On the night of Friday 18th November, 1887, during a fierce winter storm, after the traders had gone to their beds and local people had been forced inside because of heavy snowfall, a light was seen on the first floor of Cutter and Savage’s shop.
Two members of the Smithfield League, Andrew Andrews, a local Farrier, and Charles Punt, an apprentice cobbler, went to the shop to investigate.
They would be the first two men to die in an evening that claimed more than 23 lives and many houses and business premises. Members of the Smithfield League were targeted, as were old associates of Cutter and Savage who had not opposed the league. Fires were laid in several buildings which quickly spread, despite the poor weather.

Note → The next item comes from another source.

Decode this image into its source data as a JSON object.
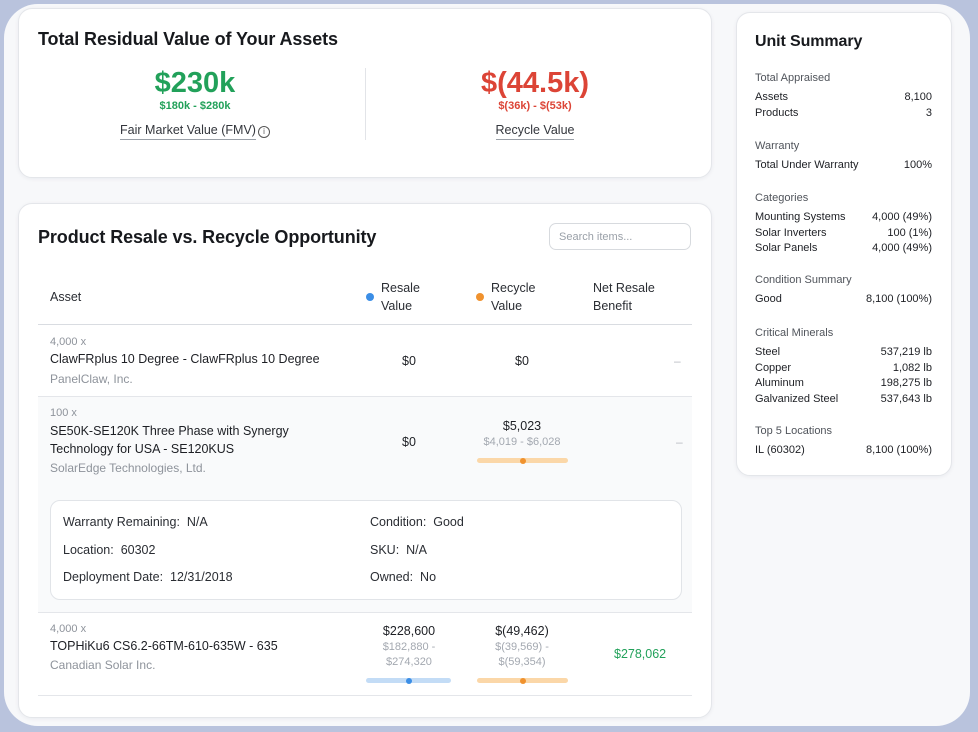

Sidney Pert, one of the leaders of the League, was found decapitated on Cock Street. The last sighting of William Cutter and Josiah Savage was of them in their shop, which also burnt to the ground that evening.
It was believed that they were inside when the shop went up, however, due to the large amounts of animal fats in the building, the heat being so intense that the flames were only brought under control towards mid-morning the next day.
Their remains were never discovered, although the heat of the fire was thought to have been powerful enough to destroy any evidence.
To this day, the names Cutter & Savage cause long time local residents of the Smithfield area to share stories about the two men, although these days, they are remembered with a certain amount of affection.